The HDR optimiser can be matched to the type of display you are using. Working at a standard of 1000 nits, an important part of that the Optimiser does is shift the tone mapping in the content so that it hits the right brightness. This stops highlight colours getting lost because things are too bright, for example, returning richness that your TV might otherwise lose.
You can manually change the settings to be equivalent of 500 or 1500 nits according to the type of display you might have; 500 nits is designed for low grade TVs or projectors, while 1500 nits is for those brighter flagship spec TVs. From what we've seen, this can improve the colour and gradation, but it doesn't sacrifice the shadows in the process. You can turn the processing off if you don't want it, but also, if you have an HDR10+ or Dolby Vision source, then the HDR Optimiser switches itself off so the original dynamic metadata can be used.

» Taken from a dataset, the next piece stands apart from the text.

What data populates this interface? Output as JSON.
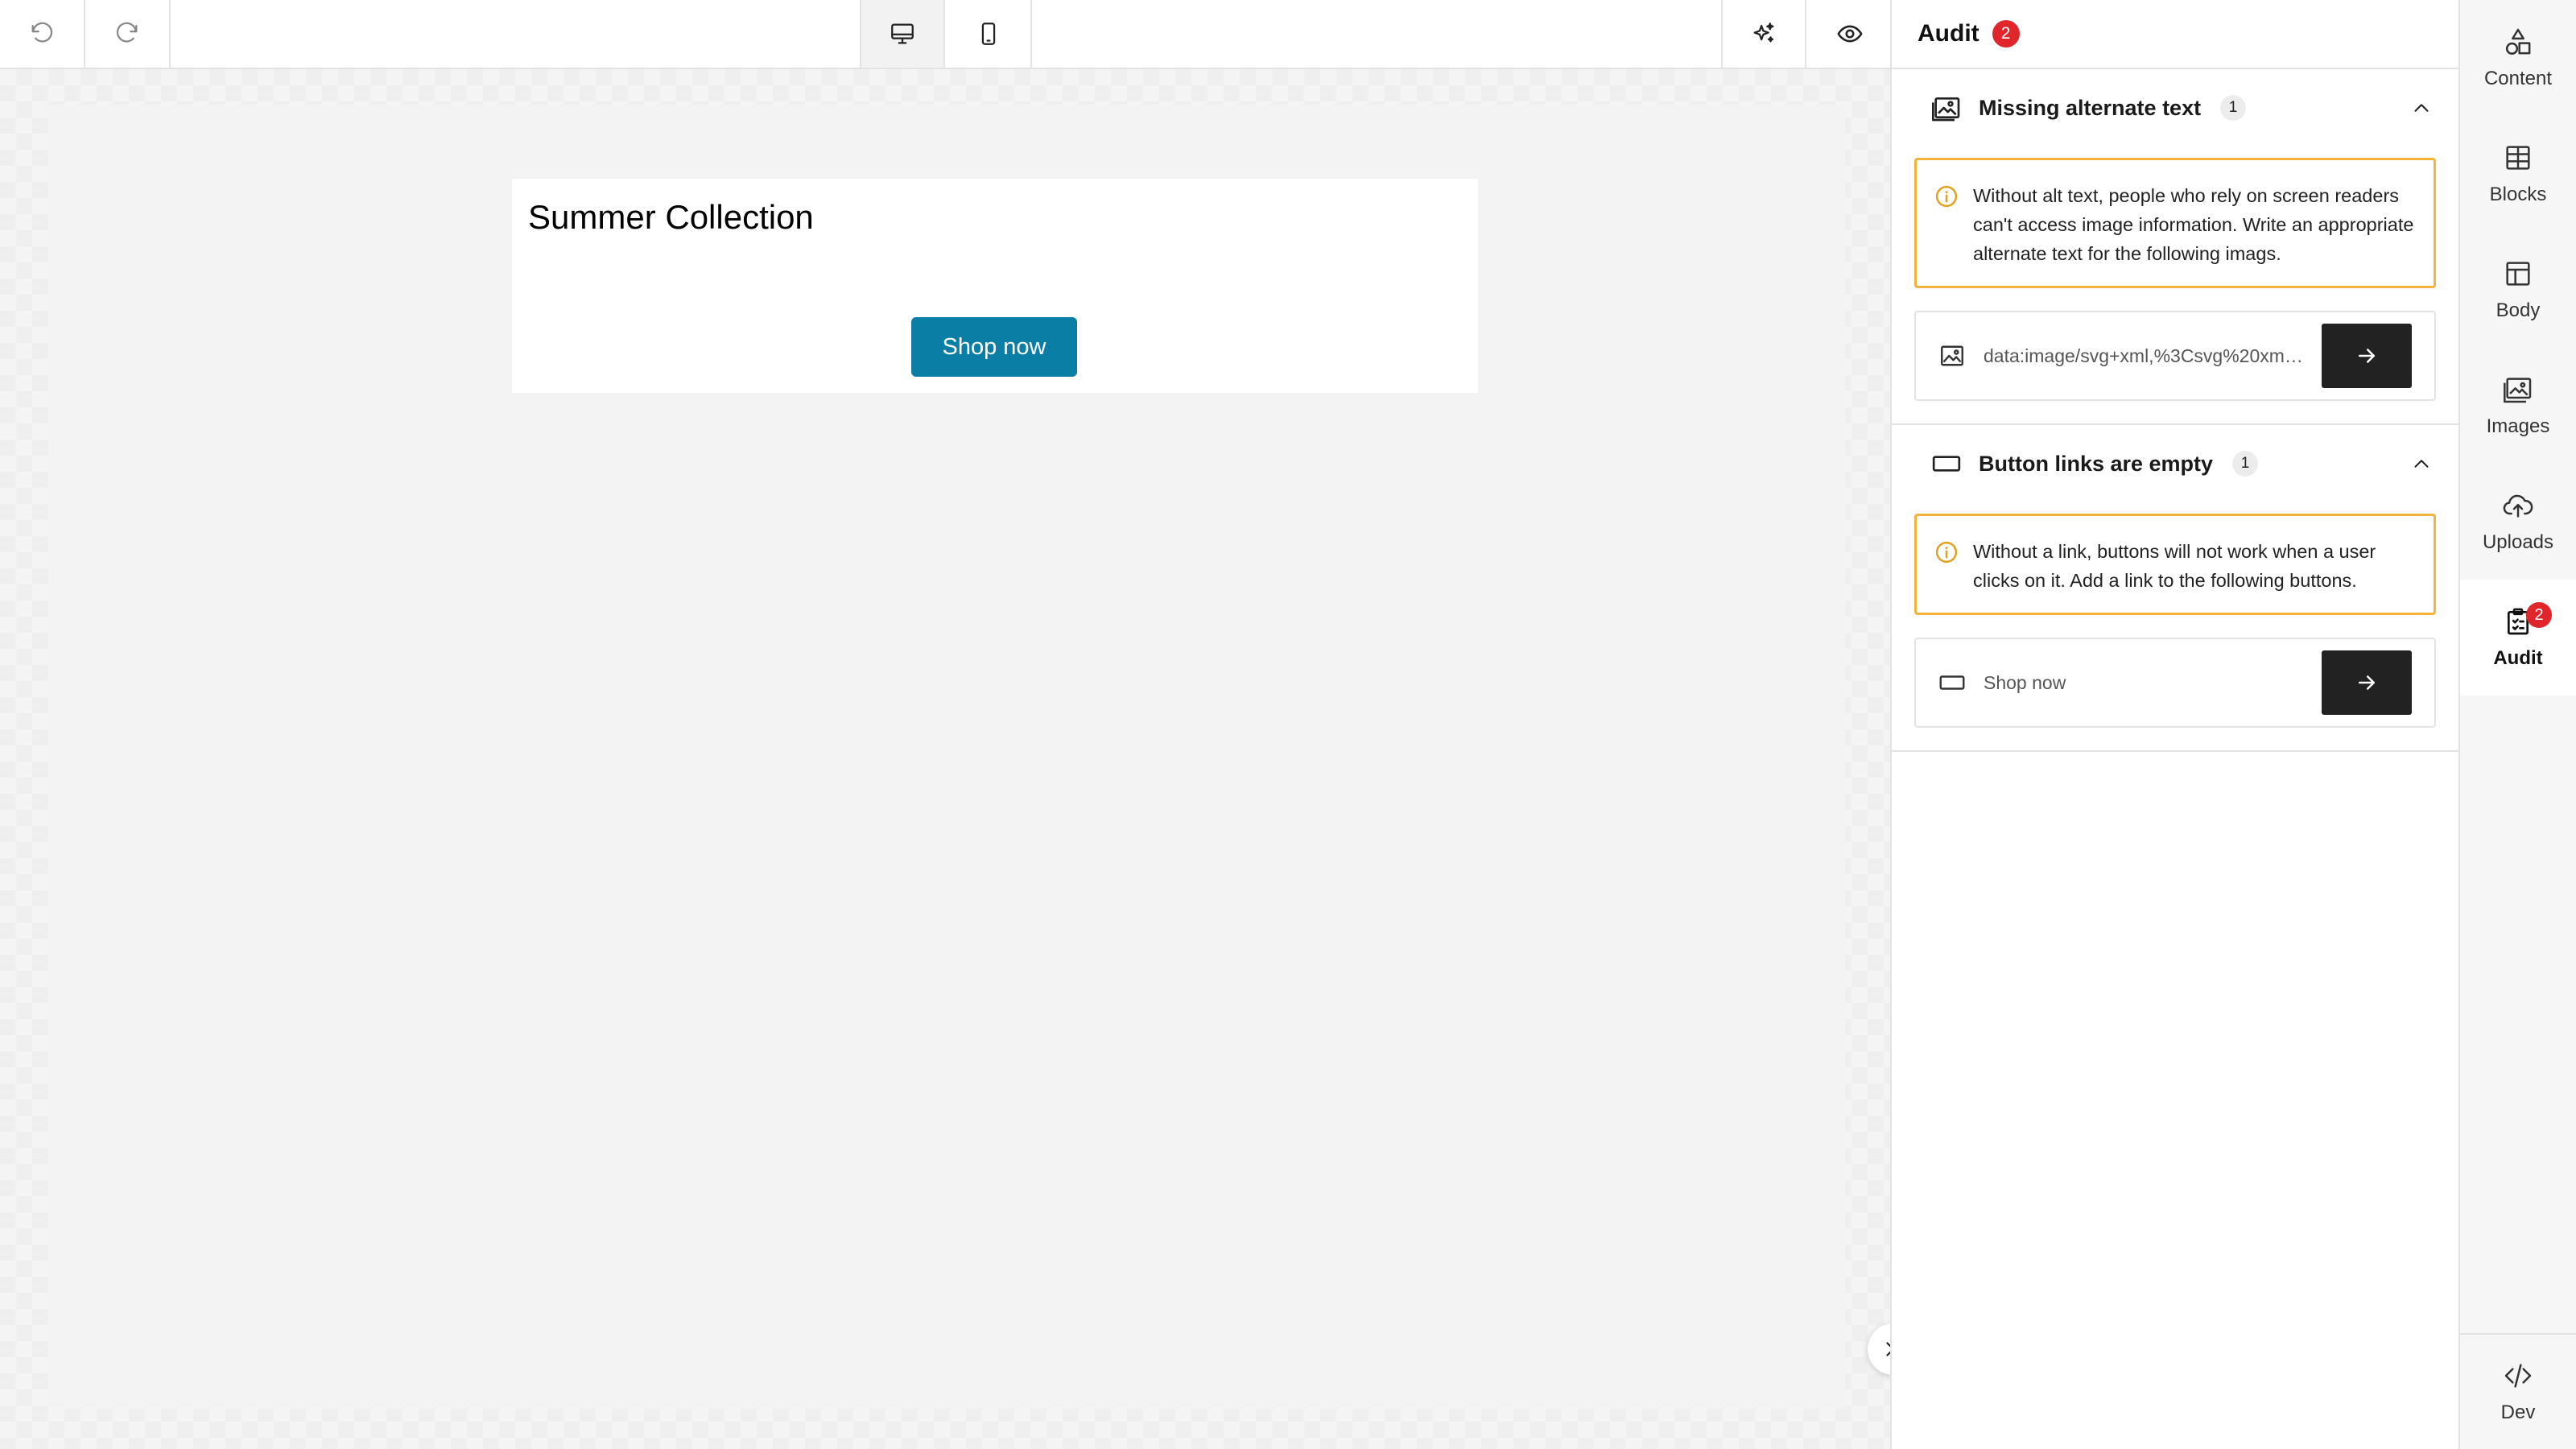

This HDR Optimiser technology is part of the new HCX processor, so aside from the UB9000, these video enhancements will come to the new UB820 and UB420 too, so if it's picture quality you're after, you have choices for lower cost players too. There might be more coming on the picture enhancement front for the UB9000, but Panasonic wouldn't be drawn on saying what that might be.
THX certification is in the pipeline for this new player, as is HDR10+ and Dolby Vision, although Panasonic tells us that everything is working as it should - it's just the certification process that's still to take place. Panasonic also said that on the video front, it was better to have the player doing the HDR optimisation rather than the display.
Reference grade audio
Where the UB9000 really wants to sell itself into the high end is in its audio capabilities. Firstly there's a substantial build quality here. The chassis is steel and aluminium, with a steel plate under the central drive. This cuts down vibration and disc noise. Steel plates reinforce the top and bottom of the UB9000 casing too, so it's a substantial build with a low centre of gravity.
There's a dedicated audio power circuit and a new DAC with Panasonic saying that it results in lower noise than the UB900. It's setup to play most audio formats, but some things like MQA won't be supported. We listened to some CD tracks via a Technics amp and speakers, as well as Hi-Res digital tracks from USB and it certainly sounded great.
Along with the dual HDMI outputs, there are also analogue 7.1 connections for your sound system as well as balanced left and right stereo connections to connect to your amp.
Not forgetting the convenience of streaming, the player will also support 4K streaming services, as well as offering future compatibility with Amazon Alexa and Google Home, meaning you'll get voice control for your player too - although we've not seen any of these latter elements in action.
The UB9000 leads the new line-up of three UHD Blu-ray players for 2018, joining the UB820 which was announced earlier in the year.
The Panasonic UB9000 is expected to be available from October 2018 and should cost around £900.